山口 最も大切なことは、この酒蔵を「続けていくこと」だと考えています。現在は、地域のシンボルだった廃校を活用して、ウイスキーの貯蔵庫として蘇らせるプロジェクトも進めています。伝統を守るだけでなく、地域と共に新しい文化を創り出していきたいのです。現在は大学4年生の長男も、ゆくゆくは11代目として蔵を継いでくれることを願っています。100年先を見据え、次世代へ確かな技と精神をバトンタッチしていく。酒造りを通じて福島を元気にし、いつか世界中から人々が訪れるような場所を目指して、これからも一歩ずつ歩みを進めていきたいと考えています。

―本日は貴重なお話をありがとうございました。

「笹の川 福乃香 純米吟醸『ふ』(720ml)」
価格:¥1,936(税込)
店名:風の酒蔵 笹の川酒造
電話:024-945-0261(9:00~16:00)
定休日:土・日・祝日・お盆期間・9/9・年末年始(当社カレンダーによる)
商品URL:https://www.sasanokawa-shop.com/p/item-detail/detail/i164.html
オンラインショップ:https://www.sasanokawa-shop.com/

※紹介した商品・店舗情報はすべて、WEB掲載時の情報です。
変更もしくは販売が終了していることもあります。

<Guest’s profile>

山口哲蔵(笹の川酒造株式会社 代表取締役)
1954年、福島県生まれ。

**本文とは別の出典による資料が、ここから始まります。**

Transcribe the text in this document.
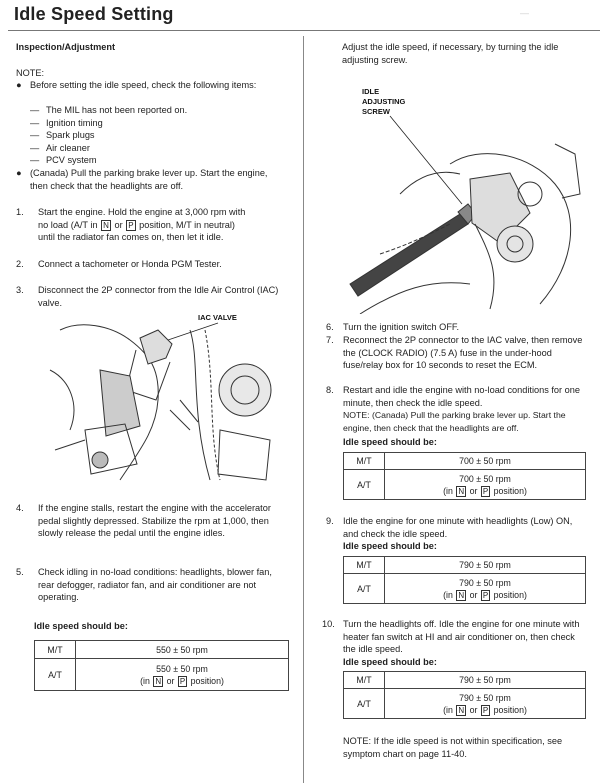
Idle Speed Setting	—
Inspection/Adjustment
NOTE:
● Before setting the idle speed, check the following items:
— The MIL has not been reported on.
— Ignition timing
— Spark plugs
— Air cleaner
— PCV system
● (Canada) Pull the parking brake lever up. Start the engine, then check that the headlights are off.
1.	Start the engine. Hold the engine at 3,000 rpm with
no load (A/T in N or P position, M/T in neutral)
until the radiator fan comes on, then let it idle.
2.	Connect a tachometer or Honda PGM Tester.
3.	Disconnect the 2P connector from the Idle Air Control (IAC) valve.
IAC VALVE
4.	If the engine stalls, restart the engine with the accelerator pedal slightly depressed. Stabilize the rpm at 1,000, then slowly release the pedal until the engine idles.
5.	Check idling in no-load conditions: headlights, blower fan, rear defogger, radiator fan, and air conditioner are not operating.
Idle speed should be:
M/T	550 ± 50 rpm
A/T	550 ± 50 rpm
(in N or P position)
Adjust the idle speed, if necessary, by turning the idle adjusting screw.
IDLE
ADJUSTING
SCREW
6.	Turn the ignition switch OFF.
7.	Reconnect the 2P connector to the IAC valve, then remove the (CLOCK RADIO) (7.5 A) fuse in the under-hood fuse/relay box for 10 seconds to reset the ECM.
8.	Restart and idle the engine with no-load conditions for one minute, then check the idle speed.
NOTE: (Canada) Pull the parking brake lever up. Start the engine, then check that the headlights are off.
Idle speed should be:
M/T	700 ± 50 rpm
A/T	700 ± 50 rpm
(in N or P position)
9.	Idle the engine for one minute with headlights (Low) ON, and check the idle speed.
Idle speed should be:
M/T	790 ± 50 rpm
A/T	790 ± 50 rpm
(in N or P position)
10. Turn the headlights off. Idle the engine for one minute with heater fan switch at HI and air conditioner on, then check the idle speed.
Idle speed should be:
M/T	790 ± 50 rpm
A/T	790 ± 50 rpm
(in N or P position)
NOTE: If the idle speed is not within specification, see symptom chart on page 11-40.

成蹊大学卒業後、1977年に山桜酒造(現・笹の川酒造)へ入社。1992年に代表取締役に就任。2015年には創業250周年を機に、代々受け継がれてきた伝統を継承する使命感から、戸籍上の名前も「哲蔵」へと襲名した。東北最古の地ウイスキーメーカーとしての誇りを守りつつ、地域再生プロジェクトにも力を注いでいる。